Psalm 104:24 Oh Lord how manifold are your works (how many there are). In wisdom you have made them all. The earth is full of your possessions.
We see God in the beauty He has created around us. We can see God in the greatness and the accuracy of all things great and small that he has created from the ant to the elephant. We see God in the great power of the earth that empowers every living thing and literally holds the universe together. We see His great order of things working together, one system working with and supporting another and another and another. We see God in the great mysteries that surround us, that captivate our minds and spark our imaginations.
God has given us a river of reasons to praise Him, that we should always be in awe of His majesty. Praise our God on High, the Everlasting God of our creation. Join me in this worship now…Worthy are you our Lord and our God to receive glory and honor and power. For you created all things. Everything was created and exists because that was Your will. Rev. 4:11.
“The creation of humanity, male and female, designed in the image of God and for marriage (Gen. 1:27, 2:21-25) precedes the Fall.” I really resonate with this verse.
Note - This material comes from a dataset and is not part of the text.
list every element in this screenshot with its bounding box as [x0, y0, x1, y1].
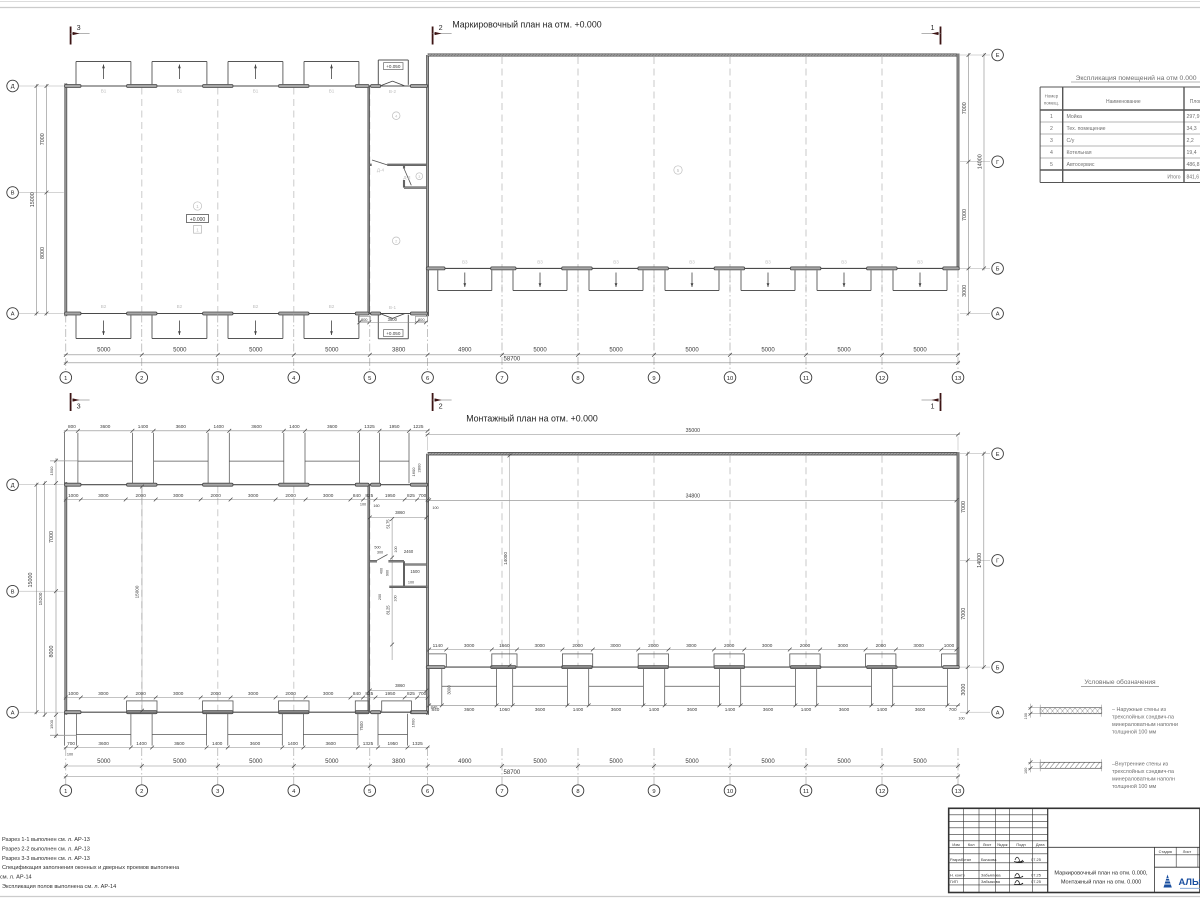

I think that this could be one of the most underrated verses in the bible.
It brings a lot of things into focus, and understood, saves a lot of wasted effort and grief. Another perspective on this truth is to see that the Fall did not introduce relationships. It introduced conflict into existing relationships. It’s common to imagine that work is a result of the Fall (and it can feel like it sometimes). But we were designed for work: The LORD God took the man and put him in the Garden of Eden to work it and take care of it (Gen 2:15). It’s frustration and conflict – painful toil, thorns and thistles, sweat … and death that are the result of the Fall. Likewise, male, female and marriage were the design of the Creator. The conflict comes from the Fall (Gen. 3:16).